Noting that consumers would be stuck with BlackBerry (BB) technology or Nokia (NOK) phones without Jobs, Kapoor stressed Jobs’s “relentless obsession for what people needed” is something that still influences Kapoor’s own work.

Kapoor also praised Jobs for his dedication to changing the world.

“I believe it’s about making a dent on the universe,” he said. “I learned from Steve [to ask], ‘Are you changing the world? Are you really thinking about it from the user’s perspective, from a societal perspective, and going off and making that happen?” he asked.

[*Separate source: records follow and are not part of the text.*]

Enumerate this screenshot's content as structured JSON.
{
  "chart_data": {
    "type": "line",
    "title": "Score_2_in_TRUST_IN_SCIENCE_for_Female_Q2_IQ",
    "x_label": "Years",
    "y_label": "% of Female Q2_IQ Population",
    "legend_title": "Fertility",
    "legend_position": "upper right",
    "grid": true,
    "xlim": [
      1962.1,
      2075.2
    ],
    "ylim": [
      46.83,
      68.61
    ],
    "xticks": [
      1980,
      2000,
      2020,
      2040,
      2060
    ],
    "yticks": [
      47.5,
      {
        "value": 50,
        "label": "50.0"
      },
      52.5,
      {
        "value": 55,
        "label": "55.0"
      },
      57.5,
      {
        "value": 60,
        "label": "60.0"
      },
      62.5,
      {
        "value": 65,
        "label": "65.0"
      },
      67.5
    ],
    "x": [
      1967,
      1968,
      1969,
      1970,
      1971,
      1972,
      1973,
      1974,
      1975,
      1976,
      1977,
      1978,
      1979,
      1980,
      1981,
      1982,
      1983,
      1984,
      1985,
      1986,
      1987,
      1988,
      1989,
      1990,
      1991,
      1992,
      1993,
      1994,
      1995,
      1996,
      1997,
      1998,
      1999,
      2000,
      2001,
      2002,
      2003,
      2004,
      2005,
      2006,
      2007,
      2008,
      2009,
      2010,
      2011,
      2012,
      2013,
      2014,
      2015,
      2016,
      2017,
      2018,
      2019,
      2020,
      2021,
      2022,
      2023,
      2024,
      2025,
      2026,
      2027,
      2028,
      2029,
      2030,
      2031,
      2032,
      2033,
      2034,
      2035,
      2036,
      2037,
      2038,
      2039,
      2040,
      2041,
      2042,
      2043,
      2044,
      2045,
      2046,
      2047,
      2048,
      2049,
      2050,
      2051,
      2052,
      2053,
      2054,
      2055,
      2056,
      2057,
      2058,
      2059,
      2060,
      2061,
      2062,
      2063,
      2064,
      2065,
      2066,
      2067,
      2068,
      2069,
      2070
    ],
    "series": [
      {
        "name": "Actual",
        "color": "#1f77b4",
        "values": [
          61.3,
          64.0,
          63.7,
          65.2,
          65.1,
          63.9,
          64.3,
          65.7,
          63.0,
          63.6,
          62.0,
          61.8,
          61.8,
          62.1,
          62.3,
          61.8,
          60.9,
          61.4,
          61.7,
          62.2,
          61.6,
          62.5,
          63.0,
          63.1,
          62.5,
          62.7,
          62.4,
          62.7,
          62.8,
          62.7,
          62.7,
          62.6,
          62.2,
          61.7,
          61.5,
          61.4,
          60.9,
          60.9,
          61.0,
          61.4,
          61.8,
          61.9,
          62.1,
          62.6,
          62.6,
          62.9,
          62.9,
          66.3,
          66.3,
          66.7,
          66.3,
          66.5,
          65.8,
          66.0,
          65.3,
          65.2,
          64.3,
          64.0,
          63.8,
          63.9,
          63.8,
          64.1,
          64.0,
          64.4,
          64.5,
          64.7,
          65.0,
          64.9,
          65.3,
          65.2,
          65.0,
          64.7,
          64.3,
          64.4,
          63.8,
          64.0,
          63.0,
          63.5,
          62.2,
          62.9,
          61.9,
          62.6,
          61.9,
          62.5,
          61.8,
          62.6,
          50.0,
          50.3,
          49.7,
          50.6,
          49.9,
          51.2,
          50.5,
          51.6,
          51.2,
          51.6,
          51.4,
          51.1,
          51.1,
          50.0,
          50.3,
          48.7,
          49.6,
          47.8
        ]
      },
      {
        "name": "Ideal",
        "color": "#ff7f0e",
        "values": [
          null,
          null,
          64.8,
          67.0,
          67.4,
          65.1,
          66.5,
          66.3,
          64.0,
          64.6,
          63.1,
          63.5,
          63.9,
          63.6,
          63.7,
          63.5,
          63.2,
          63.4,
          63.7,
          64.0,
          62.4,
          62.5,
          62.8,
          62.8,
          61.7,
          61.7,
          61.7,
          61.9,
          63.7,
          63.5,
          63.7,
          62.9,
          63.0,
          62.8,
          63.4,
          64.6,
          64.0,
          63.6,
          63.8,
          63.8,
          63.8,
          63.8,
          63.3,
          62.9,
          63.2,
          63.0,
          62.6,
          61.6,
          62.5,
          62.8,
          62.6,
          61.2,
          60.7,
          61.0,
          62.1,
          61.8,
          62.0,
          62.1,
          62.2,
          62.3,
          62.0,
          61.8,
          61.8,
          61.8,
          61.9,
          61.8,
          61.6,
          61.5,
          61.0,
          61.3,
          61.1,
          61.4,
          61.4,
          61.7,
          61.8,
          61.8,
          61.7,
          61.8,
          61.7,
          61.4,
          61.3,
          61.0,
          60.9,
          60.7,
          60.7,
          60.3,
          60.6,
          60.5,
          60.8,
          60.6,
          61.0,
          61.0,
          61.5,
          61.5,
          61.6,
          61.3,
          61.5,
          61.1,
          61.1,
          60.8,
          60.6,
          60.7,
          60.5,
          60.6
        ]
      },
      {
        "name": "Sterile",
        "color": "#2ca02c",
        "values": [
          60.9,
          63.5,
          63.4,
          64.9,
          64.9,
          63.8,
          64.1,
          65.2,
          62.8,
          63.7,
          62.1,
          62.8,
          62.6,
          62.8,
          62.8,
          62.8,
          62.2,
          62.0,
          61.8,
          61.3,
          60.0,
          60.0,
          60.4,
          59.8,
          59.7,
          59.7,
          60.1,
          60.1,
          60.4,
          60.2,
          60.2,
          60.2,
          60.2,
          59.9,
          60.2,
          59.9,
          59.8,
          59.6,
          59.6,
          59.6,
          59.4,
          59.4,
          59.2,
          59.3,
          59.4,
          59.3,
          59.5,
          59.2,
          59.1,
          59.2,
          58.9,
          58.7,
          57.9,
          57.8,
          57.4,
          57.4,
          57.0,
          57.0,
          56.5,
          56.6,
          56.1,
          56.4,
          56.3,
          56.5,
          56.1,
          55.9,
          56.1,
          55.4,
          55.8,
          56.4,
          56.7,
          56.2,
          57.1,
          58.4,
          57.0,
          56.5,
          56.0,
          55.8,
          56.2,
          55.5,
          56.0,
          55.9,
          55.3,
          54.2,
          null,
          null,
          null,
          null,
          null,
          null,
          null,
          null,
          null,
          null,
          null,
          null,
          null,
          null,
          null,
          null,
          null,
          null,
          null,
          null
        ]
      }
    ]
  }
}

Apple CEO Steve Jobs introduces the iPad during an Apple event in San Francisco, Wednesday, Jan. 27, 2010. (AP Photo/Paul Sakuma)
Apple CEO Steve Jobs introduces the iPad during an Apple event in San Francisco, Wednesday, Jan. 27, 2010. (AP Photo/Paul Sakuma) · ASSOCIATED PRESS

The ability to put those questions to work is part of what inspires Kapoor.

“I love building product businesses that developers love, the products that developers love, and change the trajectory of the enterprises that they work for,” he said.